Friday, August 28, 2015

That Horrible Moment When ...

... you land at some little GA airport in the afternoon, because it happened to have a runway long enough, and it was equidistant from the various places you thought you might be asked to go the next day, and then you get a phone call at o-dark-hundred, and during flight planning you ask yourself, "Does the aerodrome have lighting?"

It did. But with fall just around the corner, I'd better start checking that.

Friday, February 07, 2014

Keeping It Between the Lights

About ten years ago a crew landed a Boeing 737 at Edmonton International in the fog and snow, and touched down beside the runway instead of on it. They got the airplane back on the runway after taking out a sign and a bunch of lights, and no one was hurt. The poor pilots had been up for almost twenty-four hours by the time it happened.

I feel so badly for them. I've landed at Edmonton International at night, and there are a lot of lights. When you land on a northern, snow-covered runway you find the rows of lights or reflectors and you land between them. You can't see the runway. It's exactly the same black and then reflective white as the area outside the runway. You just flare and hope the information you got on the depth of the snow and how packed it is was correct.

I think I did a similar thing when I was a commercial student, landing on a grass field. It was an actual field, just your standard chunk of turf in between the farm roads. There was a windbreak of poplar trees planted along one side, and then a line of tires showing the edge of the area they considered the runway. Presumably the "runway" side was more packed down from landing aircraft, more frequently mowed, and checked for rocks, mole hills, and the like. The CFS entry for the airport didn't mention the tires and I think I may have landed on the wrong side of them. I don't even remember--that's how un-serious my incident was. It could have been bad had the ground been soft or the grass really long and hiding obstacles on the "bad" side. I just remember that someone later told me which was the correct side. Obviously it wasn't an international airport, and before someone put the tires there I'm sure folks just landed all over.

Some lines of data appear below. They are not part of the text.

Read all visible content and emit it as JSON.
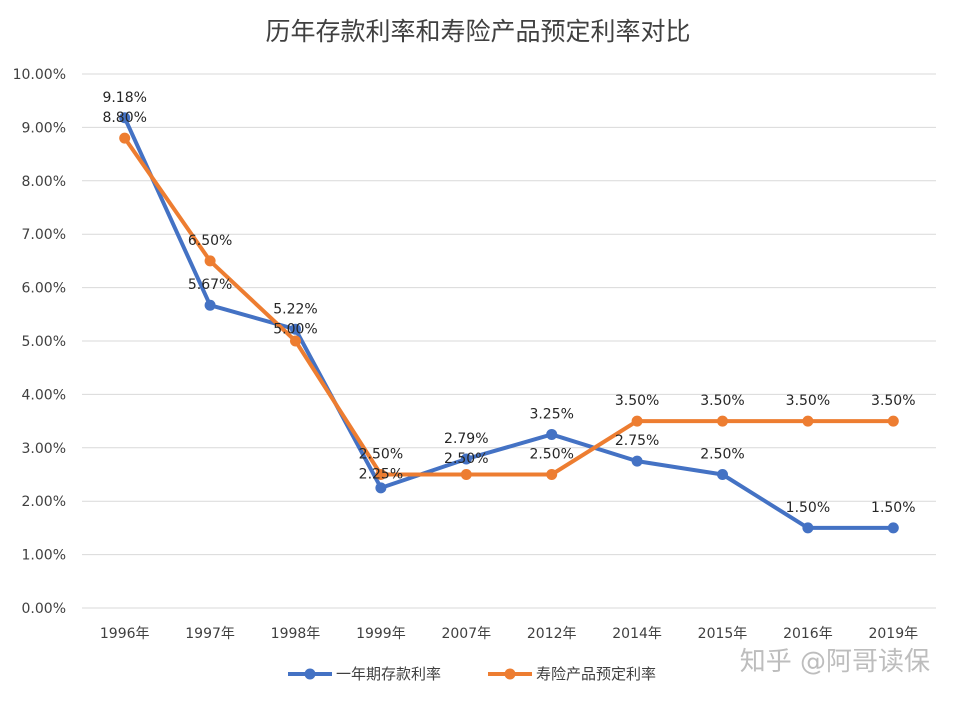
{
  "watermark": "知乎 @阿哥读保",
  "chart_data": {
    "type": "line",
    "title": "历年存款利率和寿险产品预定利率对比",
    "xlabel": "",
    "ylabel": "",
    "categories": [
      "1996年",
      "1997年",
      "1998年",
      "1999年",
      "2007年",
      "2012年",
      "2014年",
      "2015年",
      "2016年",
      "2019年"
    ],
    "ylim": [
      0,
      10
    ],
    "yticks": [
      "0.00%",
      "1.00%",
      "2.00%",
      "3.00%",
      "4.00%",
      "5.00%",
      "6.00%",
      "7.00%",
      "8.00%",
      "9.00%",
      "10.00%"
    ],
    "grid": true,
    "legend_position": "bottom",
    "series": [
      {
        "name": "一年期存款利率",
        "color": "#4472C4",
        "values": [
          9.18,
          5.67,
          5.22,
          2.25,
          2.79,
          3.25,
          2.75,
          2.5,
          1.5,
          1.5
        ],
        "labels": [
          "9.18%",
          "5.67%",
          "5.22%",
          "2.25%",
          "2.79%",
          "3.25%",
          "2.75%",
          "2.50%",
          "1.50%",
          "1.50%"
        ]
      },
      {
        "name": "寿险产品预定利率",
        "color": "#ED7D31",
        "values": [
          8.8,
          6.5,
          5.0,
          2.5,
          2.5,
          2.5,
          3.5,
          3.5,
          3.5,
          3.5
        ],
        "labels": [
          "8.80%",
          "6.50%",
          "5.00%",
          "2.50%",
          "2.50%",
          "2.50%",
          "3.50%",
          "3.50%",
          "3.50%",
          "3.50%"
        ]
      }
    ]
  }
}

Last time I landed at CYEG it was night, and the end of my working day. The controller asked me to turn a five mile final, but not knowing the local night time landmarks well it was difficult for me to choose a bearing that would set me up for that. I could easily turn final five miles from the airport, but I didn't have a waypoint set for the threshold of the runway, and single pilot at night, and tired in descent for a runway is a really bad place to start calculating a lat and long based off runway information, or perhaps there was a waypoint on a GPS plate, and then programming a lat and long out of a book into the GPS. Normally for that sort of thing you can use the runway as a yardstick and just mentally extend it to where you need to join, but the layout of runways at the International there combined with the angle I was approaching from made it tricky. So I did that thing that is free and safe and doesn't require me to take my eyes off the instruments or the scenery: I asked the controller a question similar to, "does this look good for where you want me to intercept final?" I probably threw in the word "unfamiliar," as well. The controller has a radar screen that shows the runways, and my blip, and he has tools that can show my extended track and distance, but he probably doesn't need them as his job is to look at blips and know whether they will conflict. It definitely made me look less cool. I couldn't pretend to be a completely fearless pilot utterly blasé in the face of any danger. But it saved me a couple of minutes in the air, because the controller told me I was free to fly direct to the threshold. And who wants a pilot inured to danger when you can have one who gets you there safely?

This is in no means intended to imply that the 737 crew wouldn't have had their incident had they asked for help. I was only trying to point out that on a beautiful visibility night a pilot who is a lot less tired can get confused. The visibility was terrible for these guys and they must have been exhausted. The upside is that their company changed the procedures after that, so crews no longer risked having to do that night landing after being up for a full day.